Le drame du 24 mars aura servi d'électrochoc. A la différence des zones de pauvreté du reste du monde, nos pays européens ont les moyens d'assurer la sécurité pour protéger les vies humaines. Aujourd'hui, on a su trouver, au niveau français, et au niveau du budget européen qui y a contribué pour une centaine de millions de francs, les ressources nécessaires pour sécuriser le tunnel du Mont-Blanc. Mais ce qu'on a fait trop tard ici, il faut le faire avant, et partout.

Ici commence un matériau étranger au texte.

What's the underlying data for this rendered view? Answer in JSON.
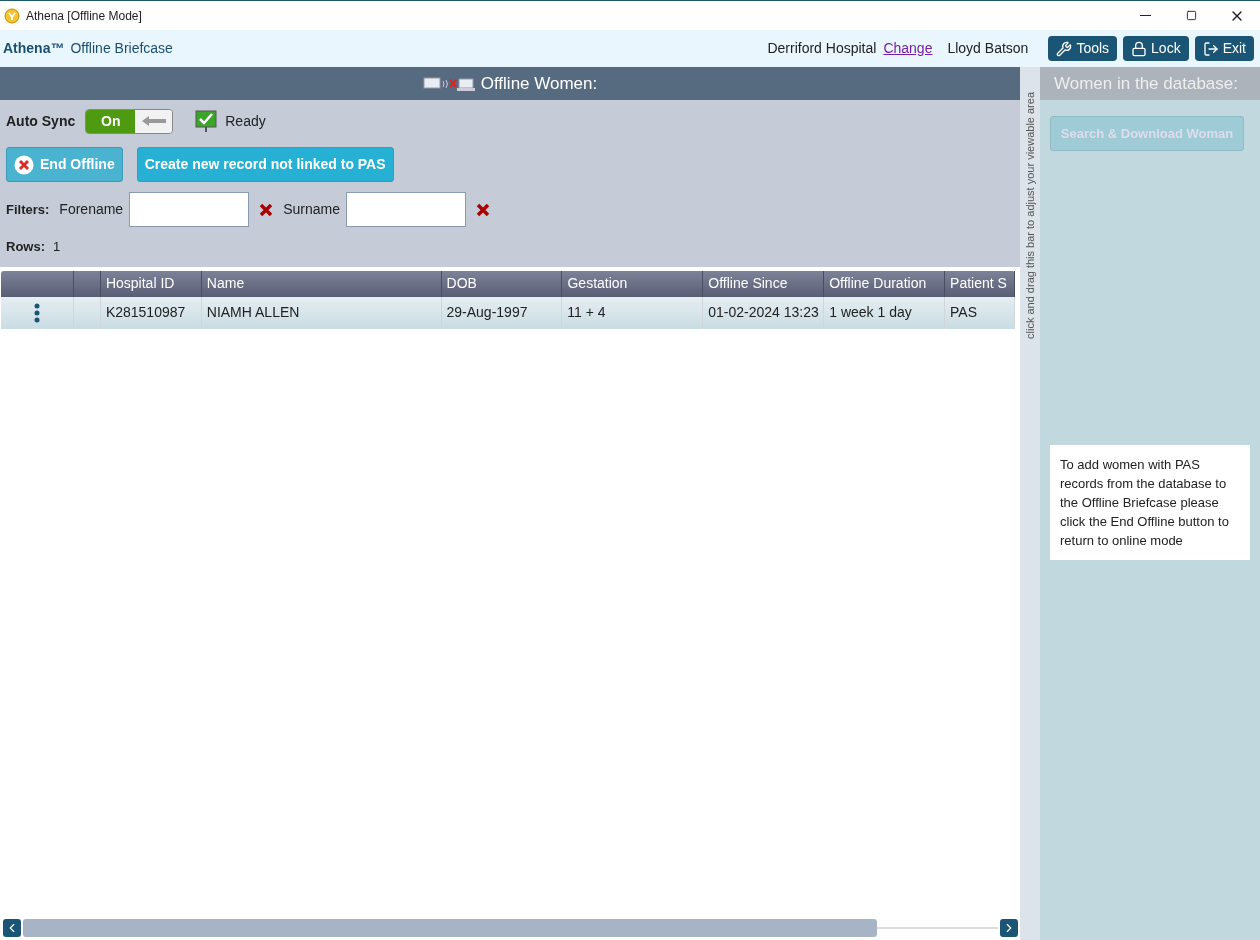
{
  "window": {
    "title": "Athena [Offline Mode]"
  },
  "header": {
    "brand": "Athena™",
    "subtitle": "Offline Briefcase",
    "hospital": "Derriford Hospital",
    "change_link": "Change",
    "user": "Lloyd Batson",
    "buttons": [
      {
        "kind": "tools",
        "label": "Tools"
      },
      {
        "kind": "lock",
        "label": "Lock"
      },
      {
        "kind": "exit",
        "label": "Exit"
      }
    ]
  },
  "left_panel": {
    "title": "Offline Women:",
    "auto_sync": {
      "label": "Auto Sync",
      "on": true,
      "on_label": "On"
    },
    "status": "Ready",
    "buttons": [
      {
        "kind": "end",
        "label": "End Offline"
      },
      {
        "kind": "create",
        "label": "Create new record not linked to PAS"
      }
    ],
    "filters": {
      "label": "Filters:",
      "fields": [
        {
          "label": "Forename"
        },
        {
          "label": "Surname"
        }
      ]
    },
    "rows_label": "Rows:",
    "rows_count": "1",
    "table": {
      "columns": [
        "",
        "",
        "Hospital ID",
        "Name",
        "DOB",
        "Gestation",
        "Offline Since",
        "Offline Duration",
        "Patient S"
      ],
      "rows": [
        {
          "cells": [
            "",
            "",
            "K281510987",
            "NIAMH ALLEN",
            "29-Aug-1997",
            "11 + 4",
            "01-02-2024 13:23",
            "1 week 1 day",
            "PAS"
          ]
        }
      ]
    }
  },
  "splitter": {
    "text": "click and drag this bar to adjust your viewable area"
  },
  "right_panel": {
    "title": "Women in the database:",
    "button": {
      "label": "Search & Download Woman",
      "disabled": true
    },
    "note": "To add women with PAS records from the database to the Offline Briefcase please click the End Offline button to return to online mode"
  }
}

Parce qu'elles ont beaucoup souffert et parce qu'elles sont les témoins d'un drame qu'il ne faut plus revoir, je forme le vœu, Monsieur le Préfet, que les familles des victimes qui sont ici présentes, soient associées, comme elles vous l'ont demandé, aux tests de sécurité du tunnel qui vont être prochainement organisés. Je ne doute pas que les difficultés techniques qu'on invoque pourront être levées. La présence de leurs représentants aurait une signification forte pour manifester l'attention que les pouvoirs publics portent à associer dans une relation nouvelle, les citoyens, aux mesures prises pour leur sécurité.

A plus long terme, parce que le retard pris ne peut pas être rattrapé sur-le-champ, nous sommes tous conscients que la politique et l'utilisation des infrastructures de transport doivent être énergiquement revues.

Dans un Livre Blanc que la Commission européenne vient de publier, elle entend prendre à bras-le-corps au niveau européen, le problème de l'asphyxie des transports par route. Elle propose un saut qualitatif, non seulement sur le plan de la sécurité, mais aussi en favorisant la reconversion du transport de marchandises, grâce au convoyage combiné entre le rail et la route. Soyez assurés que la Parlement européen soutiendra de toute sa force ce rééquilibrage nécessaire à la sécurité et au mieux-être de chacun d'entre nous. Dans cette perspective, j'apprécie que le ministre des transports ait convoqué une table ronde, qui se réunira le 2 octobre, et à laquelle vous participerez.

Consciente de la précarité, voire du dénuement, dans lequel le drame du 24 mars a plongé des familles entières, orphelines de celui ou celle qui les faisait vivre, je souhaite non seulement que les assurances aillent jusqu'au terme d'une indemnisation qui soit à la hauteur du préjudice subi dans le malheur,y compris moral. S'agissant de l'Europe, des mesures sont en cours pour harmoniser les régimes d'assurances et j'accueille positivement votre souhait d'un statut européen des victimes des catastrophes collectives dont le Parlement européen pourrait se faire l'initiateur auprès de la Commission. Quand le sort et le malheur frappent de façon identique, la solidarité doit également être identique.

Cher Président, vous avez eu les mots justes pour le dire : ce drame a réuni des familles de toute l'Europe. Elles sont devenues un maillon de cette Europe plus humaine dont nous devons parfaire la construction.

Chers parents des victimes, je rends hommage à votre courage et à votre dignité dans l'immense épreuve de la disparition de vos proches les plus chers. Ce que vous êtes venus faire aujourd'hui ne peut que raviver votre peine. Mais vous l'avez fait pour le souvenir et pour que cela serve, par la force du témoignage de ce mémorial, à protéger d'autres vies, et je vous en rend hommage de tout mon coeur.